KİERKEGAARD’IN VAROLUŞÇU FELSEFESİ SAHNEYE TAŞINIYOR
Kafka'nın "Dava" romanının derinliklerinde, ünlü varoluşçu filozof Søren Kierkegaard’ın etkisi barındırıyor. Kierkegaard’ın varoluşçuluk anlayışına göre, insanın varoluşu bireyseldir ve bunun somut bir şekilde tanımlanması imkânsızdır. İnsan, varoluşunun farkına vardığında, öznel bir deneyime dönüşür. Bu filozofik bakış açısı, Dava’nın başkarakteri K.’nın yaşadığı içsel yolculukta kendisini net bir şekilde gösteriyor.
Kierkegaard, korku ve kaygı arasındaki farkı şöyle açıklar:
“Korku, insanın kendi bilinçli gücünün dışında yatan ürkütücü olanaklardan geri çekilmesidir. Buna karşı kaygı, insanın eylemde bulunma kapasitesinde içkin olarak bulunan muazzam olanakların sonucudur…” Bu felsefi düşünceler, K.’nın içsel çatışmalarını ve varoluşsal kaygılarını anlamamız için önemli bir anahtar sunar. "Dava", bu kaygının insanın özgür iradesi ve seçimleriyle nasıl şekillendiğini derinlemesine keşfeder.”

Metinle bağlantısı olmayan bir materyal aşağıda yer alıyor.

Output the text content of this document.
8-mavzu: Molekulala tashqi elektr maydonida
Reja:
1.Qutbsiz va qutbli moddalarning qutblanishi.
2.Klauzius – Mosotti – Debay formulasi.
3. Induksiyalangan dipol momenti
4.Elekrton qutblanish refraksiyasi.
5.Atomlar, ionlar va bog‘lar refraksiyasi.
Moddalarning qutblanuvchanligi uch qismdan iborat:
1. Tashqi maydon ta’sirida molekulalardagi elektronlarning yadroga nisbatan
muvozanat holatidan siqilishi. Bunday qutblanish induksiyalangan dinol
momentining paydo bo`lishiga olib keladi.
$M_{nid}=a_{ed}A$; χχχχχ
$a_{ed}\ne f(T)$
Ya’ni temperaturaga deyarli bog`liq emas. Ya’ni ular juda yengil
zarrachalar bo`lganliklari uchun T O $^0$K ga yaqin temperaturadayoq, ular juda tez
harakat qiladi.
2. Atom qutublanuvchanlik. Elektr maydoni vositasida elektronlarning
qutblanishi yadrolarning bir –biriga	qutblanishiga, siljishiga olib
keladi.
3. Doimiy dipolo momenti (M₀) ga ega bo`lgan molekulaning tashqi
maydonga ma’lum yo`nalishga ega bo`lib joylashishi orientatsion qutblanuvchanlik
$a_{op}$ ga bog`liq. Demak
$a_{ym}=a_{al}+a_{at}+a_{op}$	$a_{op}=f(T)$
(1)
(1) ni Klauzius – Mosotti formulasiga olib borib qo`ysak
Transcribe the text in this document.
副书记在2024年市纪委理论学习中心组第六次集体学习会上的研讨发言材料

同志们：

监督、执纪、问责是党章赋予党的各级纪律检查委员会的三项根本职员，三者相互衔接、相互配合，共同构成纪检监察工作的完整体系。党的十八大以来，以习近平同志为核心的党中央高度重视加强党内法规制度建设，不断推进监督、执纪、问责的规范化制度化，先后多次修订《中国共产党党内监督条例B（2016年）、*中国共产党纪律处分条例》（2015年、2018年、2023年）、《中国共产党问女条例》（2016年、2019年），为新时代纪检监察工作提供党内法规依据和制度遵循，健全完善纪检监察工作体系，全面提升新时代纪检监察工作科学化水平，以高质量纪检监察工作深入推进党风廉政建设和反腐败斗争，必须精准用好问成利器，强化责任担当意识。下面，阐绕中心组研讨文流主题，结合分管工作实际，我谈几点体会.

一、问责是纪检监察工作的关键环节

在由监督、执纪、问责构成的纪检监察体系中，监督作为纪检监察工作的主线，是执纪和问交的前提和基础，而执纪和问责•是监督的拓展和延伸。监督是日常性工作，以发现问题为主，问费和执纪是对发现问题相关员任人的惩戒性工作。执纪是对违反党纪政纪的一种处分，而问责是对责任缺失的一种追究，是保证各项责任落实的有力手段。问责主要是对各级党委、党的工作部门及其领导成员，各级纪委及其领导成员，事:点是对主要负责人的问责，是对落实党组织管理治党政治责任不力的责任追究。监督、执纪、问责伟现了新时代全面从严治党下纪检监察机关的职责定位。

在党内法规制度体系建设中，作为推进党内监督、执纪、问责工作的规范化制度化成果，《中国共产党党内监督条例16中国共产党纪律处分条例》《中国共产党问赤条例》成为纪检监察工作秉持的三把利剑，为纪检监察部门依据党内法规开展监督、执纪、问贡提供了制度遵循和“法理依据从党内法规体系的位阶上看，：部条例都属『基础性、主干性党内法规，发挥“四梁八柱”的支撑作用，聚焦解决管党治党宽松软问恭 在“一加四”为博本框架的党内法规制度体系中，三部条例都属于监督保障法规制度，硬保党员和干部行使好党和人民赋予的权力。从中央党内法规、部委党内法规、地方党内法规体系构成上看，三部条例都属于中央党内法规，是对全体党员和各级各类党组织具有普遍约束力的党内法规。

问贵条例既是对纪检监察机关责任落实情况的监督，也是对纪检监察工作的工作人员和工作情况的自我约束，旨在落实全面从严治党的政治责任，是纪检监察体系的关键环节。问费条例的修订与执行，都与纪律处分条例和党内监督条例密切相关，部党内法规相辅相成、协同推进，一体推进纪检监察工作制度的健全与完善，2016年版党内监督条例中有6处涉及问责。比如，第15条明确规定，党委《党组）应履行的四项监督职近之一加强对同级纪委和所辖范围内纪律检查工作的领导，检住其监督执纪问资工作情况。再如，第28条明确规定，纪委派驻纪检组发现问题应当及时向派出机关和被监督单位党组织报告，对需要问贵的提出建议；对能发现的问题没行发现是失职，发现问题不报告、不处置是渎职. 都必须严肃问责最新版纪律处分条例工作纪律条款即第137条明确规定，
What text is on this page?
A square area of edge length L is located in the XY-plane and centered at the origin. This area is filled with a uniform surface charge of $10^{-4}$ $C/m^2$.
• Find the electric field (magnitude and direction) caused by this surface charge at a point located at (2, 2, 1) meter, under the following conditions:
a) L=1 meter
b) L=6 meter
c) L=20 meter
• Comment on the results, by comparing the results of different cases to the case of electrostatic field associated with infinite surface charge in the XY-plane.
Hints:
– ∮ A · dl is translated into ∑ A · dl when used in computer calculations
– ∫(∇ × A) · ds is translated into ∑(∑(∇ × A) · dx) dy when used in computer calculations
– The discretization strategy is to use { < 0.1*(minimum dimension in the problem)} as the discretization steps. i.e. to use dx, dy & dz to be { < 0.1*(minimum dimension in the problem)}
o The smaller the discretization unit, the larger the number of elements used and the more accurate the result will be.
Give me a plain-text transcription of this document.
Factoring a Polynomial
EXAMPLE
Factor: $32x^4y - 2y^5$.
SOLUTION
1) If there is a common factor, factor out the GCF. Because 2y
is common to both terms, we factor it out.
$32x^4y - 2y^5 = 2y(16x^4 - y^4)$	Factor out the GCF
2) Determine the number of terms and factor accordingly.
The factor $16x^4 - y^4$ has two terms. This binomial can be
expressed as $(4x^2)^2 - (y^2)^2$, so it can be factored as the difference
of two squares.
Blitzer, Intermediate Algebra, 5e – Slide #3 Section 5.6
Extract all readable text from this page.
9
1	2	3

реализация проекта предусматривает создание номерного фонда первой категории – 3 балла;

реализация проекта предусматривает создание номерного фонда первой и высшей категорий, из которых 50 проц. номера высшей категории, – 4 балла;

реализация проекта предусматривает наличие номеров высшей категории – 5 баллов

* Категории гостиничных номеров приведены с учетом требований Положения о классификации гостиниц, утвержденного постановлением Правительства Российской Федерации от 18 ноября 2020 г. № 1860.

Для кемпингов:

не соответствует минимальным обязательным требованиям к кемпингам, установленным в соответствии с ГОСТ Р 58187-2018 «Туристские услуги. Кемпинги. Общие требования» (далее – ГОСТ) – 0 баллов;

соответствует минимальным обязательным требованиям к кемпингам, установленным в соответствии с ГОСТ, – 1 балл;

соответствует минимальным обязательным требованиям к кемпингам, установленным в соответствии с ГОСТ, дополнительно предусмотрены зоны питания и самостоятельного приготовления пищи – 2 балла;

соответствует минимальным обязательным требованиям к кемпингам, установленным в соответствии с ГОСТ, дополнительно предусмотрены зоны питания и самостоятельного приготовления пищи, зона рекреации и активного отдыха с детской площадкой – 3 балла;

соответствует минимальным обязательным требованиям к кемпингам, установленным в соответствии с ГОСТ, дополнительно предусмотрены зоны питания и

Kierkegaard’a göre, insanın varoluş serüveni, yaptığı seçimlerin sonucudur. İnsan, seçim yapmanın sorumluluğundan kaçmak yerine kendi yolunu belirlemelidir. Pek çok insan, özgür iradesinin farkına varmak yerine başkalarının beklentilerini yerine getirmeye çalışır. Kierkegaard, bu durumu şu şekilde ifade eder: “Sen gerçekten de bir hiçsin; sen başkaları için sadece bir ilişkisin.”
Nerede, ne zaman?
Yakîn Tiyatro, Kafka’nın bu derin varoluşsal soruları ve felsefi alt metinleri sahneye taşıyan bu uyarlama ile, izleyicilerine unutulmaz bir tiyatro deneyimi sunmayı hedefliyor. Dava’nın temalarını sorgulayan bu performans, 20 Mart’ta saat 20:00'de Yakîn Tiyatro’nun sahnelemesiyle izleyicilerle buluşacak.